All four programs were created and written by Team 082. The four Rhythm of Hailstones programs are similar in structure with different outputs. The programs all include the stdlib.h, math.h, and iosphere.h source files. All four programs allow the user to enter a starting number between 50 and 100. This range of numbers was chosen because the sequences that are produced work well with the number of eight-counts and the length of the music. The starting number is run through the formulas in a loop. Then the numbers outputted are run through the specific logarithmic function of that program. As a result, the program outputs a list of numbers that increase and decrease in a manner similar to hailstones, for example, 19, 16, 20, 18, 15, 19, 17, 14, 12, 10, 7, 5, 2, 0 (Note: log of 1 is 0). This example from the Hip Hop program used the starting number 75. The first step requires 75 to be multiplied by 3 and have 1 added to that number because the starting number of this example is odd. The final result of this equation is 226 and because 226 is even it is next divided by 2. This continues until the sequence reaches a value of 1. Then each of those numbers is run through the logarithmic function for the Hip Hop program ((8)*log(n)). That is how the smaller numbers are produced. Each number in the sequence corresponds to a video clip issued to a specific eight count. If the user entered 75 in all four programs, the output sequence would be different for each program. This happens because each program has a specific logarithmic function where the number in front of the logarithmic function is different for each dance routine. The numbers differ because each dance has a different number of eight counts.

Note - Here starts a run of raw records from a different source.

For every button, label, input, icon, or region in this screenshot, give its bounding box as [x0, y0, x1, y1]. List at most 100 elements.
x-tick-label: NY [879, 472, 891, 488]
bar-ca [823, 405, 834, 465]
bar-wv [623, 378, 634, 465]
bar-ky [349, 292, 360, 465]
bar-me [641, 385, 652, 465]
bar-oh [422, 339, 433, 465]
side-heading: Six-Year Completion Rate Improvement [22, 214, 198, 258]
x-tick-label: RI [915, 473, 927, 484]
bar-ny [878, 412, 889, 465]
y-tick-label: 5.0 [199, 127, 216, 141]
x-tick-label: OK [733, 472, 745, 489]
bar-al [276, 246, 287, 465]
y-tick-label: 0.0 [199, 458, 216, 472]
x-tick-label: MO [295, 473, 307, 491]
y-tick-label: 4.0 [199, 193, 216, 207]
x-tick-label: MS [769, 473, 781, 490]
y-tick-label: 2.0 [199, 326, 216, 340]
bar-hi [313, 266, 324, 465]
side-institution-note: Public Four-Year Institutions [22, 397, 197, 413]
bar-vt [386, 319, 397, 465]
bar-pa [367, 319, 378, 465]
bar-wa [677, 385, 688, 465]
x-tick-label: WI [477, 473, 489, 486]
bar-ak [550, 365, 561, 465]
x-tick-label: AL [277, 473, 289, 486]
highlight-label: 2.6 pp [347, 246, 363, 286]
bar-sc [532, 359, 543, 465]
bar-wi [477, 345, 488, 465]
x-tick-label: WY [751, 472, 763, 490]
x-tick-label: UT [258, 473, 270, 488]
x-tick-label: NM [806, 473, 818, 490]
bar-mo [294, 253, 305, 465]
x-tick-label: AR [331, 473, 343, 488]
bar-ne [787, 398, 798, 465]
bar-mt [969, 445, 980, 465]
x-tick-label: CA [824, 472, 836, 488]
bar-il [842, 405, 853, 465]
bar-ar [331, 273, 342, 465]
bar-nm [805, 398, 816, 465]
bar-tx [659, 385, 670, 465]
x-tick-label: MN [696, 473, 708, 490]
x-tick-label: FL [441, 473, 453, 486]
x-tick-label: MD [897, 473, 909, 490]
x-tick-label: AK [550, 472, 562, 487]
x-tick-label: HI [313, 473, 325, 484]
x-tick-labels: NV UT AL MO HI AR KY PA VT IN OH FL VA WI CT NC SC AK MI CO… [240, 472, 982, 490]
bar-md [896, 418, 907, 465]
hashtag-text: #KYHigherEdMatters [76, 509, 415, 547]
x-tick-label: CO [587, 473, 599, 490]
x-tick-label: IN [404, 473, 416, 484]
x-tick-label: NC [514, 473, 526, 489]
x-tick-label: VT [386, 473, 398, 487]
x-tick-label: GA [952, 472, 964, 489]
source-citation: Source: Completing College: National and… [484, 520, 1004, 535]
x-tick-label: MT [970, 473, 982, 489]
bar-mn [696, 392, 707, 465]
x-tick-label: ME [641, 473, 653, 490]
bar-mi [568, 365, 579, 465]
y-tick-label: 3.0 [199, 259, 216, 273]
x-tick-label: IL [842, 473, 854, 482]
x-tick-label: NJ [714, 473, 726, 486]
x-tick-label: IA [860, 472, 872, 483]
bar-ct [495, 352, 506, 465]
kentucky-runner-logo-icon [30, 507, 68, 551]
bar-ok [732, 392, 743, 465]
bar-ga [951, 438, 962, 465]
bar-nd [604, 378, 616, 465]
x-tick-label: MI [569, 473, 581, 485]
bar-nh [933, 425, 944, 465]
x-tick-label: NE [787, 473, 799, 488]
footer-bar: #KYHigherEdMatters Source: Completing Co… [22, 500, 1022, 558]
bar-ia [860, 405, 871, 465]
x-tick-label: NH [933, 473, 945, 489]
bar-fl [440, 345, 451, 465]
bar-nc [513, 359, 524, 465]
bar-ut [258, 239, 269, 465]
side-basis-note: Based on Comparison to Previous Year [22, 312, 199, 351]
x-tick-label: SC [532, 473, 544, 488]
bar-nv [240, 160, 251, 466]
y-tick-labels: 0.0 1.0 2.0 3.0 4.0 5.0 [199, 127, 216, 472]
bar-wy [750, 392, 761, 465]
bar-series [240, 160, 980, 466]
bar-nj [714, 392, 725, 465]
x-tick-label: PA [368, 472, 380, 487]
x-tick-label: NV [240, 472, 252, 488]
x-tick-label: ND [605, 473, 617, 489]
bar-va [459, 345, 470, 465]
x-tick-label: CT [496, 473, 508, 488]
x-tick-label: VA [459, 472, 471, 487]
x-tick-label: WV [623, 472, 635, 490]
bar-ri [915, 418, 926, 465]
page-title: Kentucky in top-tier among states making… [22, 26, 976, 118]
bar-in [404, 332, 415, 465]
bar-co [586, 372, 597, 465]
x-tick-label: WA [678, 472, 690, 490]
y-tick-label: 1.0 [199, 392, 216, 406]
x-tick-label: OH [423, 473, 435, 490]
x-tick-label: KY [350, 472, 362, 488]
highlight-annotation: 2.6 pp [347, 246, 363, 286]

The logic for the Rhythm of Hailstones programs is simple:

   · The user enters a beginning integer.

   · If the integer is odd, then it is multiplied by three and adds one.

   · If the integer is even, then two divides it.

   · The for() loop has this process continue until the number hits one.

   · Those numbers outputted are run through a logarithm.

   · The program outputs those integers in a list.

   · The user opens Windows Movie Maker (where the video clips are located) and put the video clips in the order of the    outputted sequence.